Reis
Como Caeiro seu mestre, aconselha a aceitar calmamente
a ordem das coisas. [...] Ambos elogiam a magna quies do viver campestre, indiferentes
ao social, convencidos de que a sabedoria está em gozar a vida pensando
o menos possível. [...] Vai à conquista do prazer relativo, sempre
toldado pela tristeza de saber que o é. O seu fito é iludir (melhor:
eludir) a dor construindo virilmente o próprio destino no restrito âmbito
de liberdade que lhe é dado.
Tudo o mais é inútil submissão voluntária a um destino
involuntário.
Jacinto do Prado Coelho. Diversidade e Unidade em Fernando Pessoa. Lisboa: Verbo, 1973, p.23/25
Reis - NiilismoA filosofia de Reis é um niilismo total. Ele repete incansavelmente, no mesmo tom desencantado, sem qualquer emoção aparente, sem qualquer tremura na voz, que o ser é apenas um clarão fugitivo à beira do nada.

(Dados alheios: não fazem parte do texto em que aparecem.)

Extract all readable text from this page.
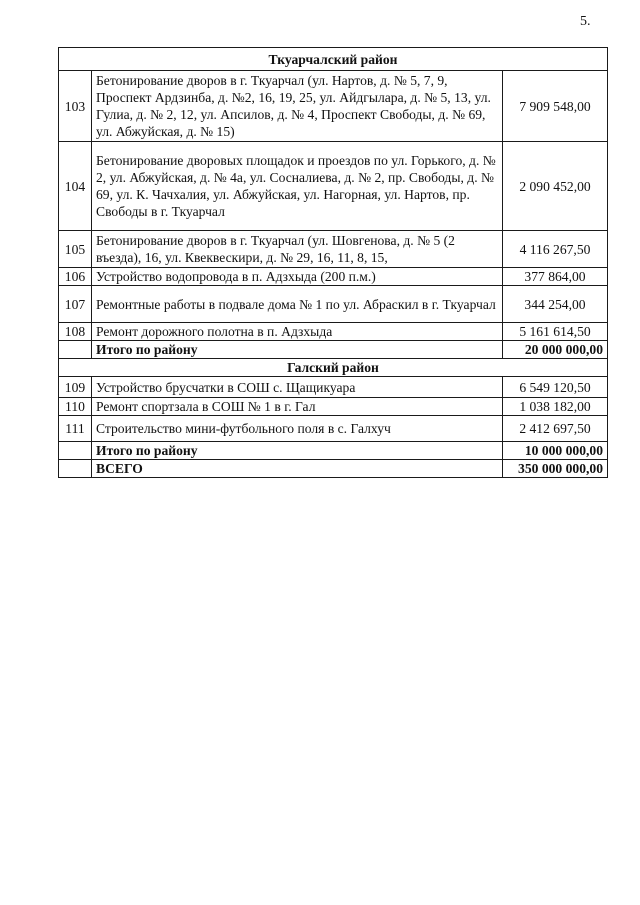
5.
Ткуарчалский район		
103	Бетонирование дворов в г. Ткуарчал (ул. Нартов, д. № 5, 7, 9, Проспект Ардзинба, д. №2, 16, 19, 25, ул. Айдгылара, д. № 5, 13, ул. Гулиа, д. № 2, 12, ул. Апсилов, д. № 4, Проспект Свободы, д. № 69, ул. Абжуйская, д. № 15)	7 909 548,00
104	Бетонирование дворовых площадок и проездов по ул. Горького, д. № 2, ул. Абжуйская, д. № 4а, ул. Сосналиева, д. № 2, пр. Свободы, д. № 69, ул. К. Чачхалия, ул. Абжуйская, ул. Нагорная, ул. Нартов, пр. Свободы в г. Ткуарчал	2 090 452,00
105	Бетонирование дворов в г. Ткуарчал (ул. Шовгенова, д. № 5 (2 въезда), 16, ул. Квеквескири, д. № 29, 16, 11, 8, 15,	4 116 267,50
106	Устройство водопровода в п. Адзхыда (200 п.м.)	377 864,00
107	Ремонтные работы в подвале дома № 1 по ул. Абраскил в г. Ткуарчал	344 254,00
108	Ремонт дорожного полотна в п. Адзхыда	5 161 614,50
	Итого по району	20 000 000,00
Галский район		
109	Устройство брусчатки в СОШ с. Щащикуара	6 549 120,50
110	Ремонт спортзала в СОШ № 1 в г. Гал	1 038 182,00
111	Строительство мини-футбольного поля в с. Галхуч	2 412 697,50
	Итого по району	10 000 000,00
	ВСЕГО	350 000 000,00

«Nada fica de nada. Nada somos.
Um pouco ao sol e ao ar nos atrasamos
Da irrespirável treva que nos pese
Da húmida terra imposta,
Cadáveres adiados que procriam.
Leis feitas, estátuas vistas, odes findas -
Tudo tem cova sua. Se nós, carnes
A que um íntimo sol dá sangue, temos
Poente, porque não elas?
Somos contos contando contos, nada.»
Não somos nada, não temos nada, não
fazemos nada que dure. A vida é um breve adiamento da morte. Reis tem
uma consciência intensa da brevidade de tudo, da perpétua ameaça
do tempo que corre, da fragilidade das nossas obras, que se desfazem em pó
ou em fumo como os nossos corpos. Ele soube encontrar imagens grandiosas para
cantar a inutilidade de tudo e o esquecimento, a miséria da condição
do homem, sujeito ao destino e aos deuses.
[...] Esta visão niilista do mundo e da condição humana
é o aspecto mais clássico e talvez mais banal da obra de Reis.
Ela poder-lhe-ia inspirar um sentido trágico da vida, fazer dele um revoltado
e um imprecador. Mas pelo contrário, ele baseia nesse pessimismo uma
ética da aceitação total. Por uma via muito diferente da
de Caeiro, ele vai também encontrar a única felicidade possível
num «sim» dito à criação. Um «sim»
mais ambíguo do que o do seu companheiro, mais carregado de dúvidas
e de restrições mentais, sem nada da pretensa inocência
do poeta bucólico. O que é mais original em Reis é essa
estratégia de uma sabedoria paradoxal que situa a liberdade no coração
da servidão e a alegria no coração da infelicidade de existir.
Liberdade e alegria tomam a forma da «serenidade», a ataraxia dos
Gregos: a imobilidade do eixo em volta do qual gira a roda do tempo.
Robert Bréchon. Estranho Estrangeiro - Uma biografia de Fernando Pessoa. Lisboa: Quetzal, 1996, pp. 242-244.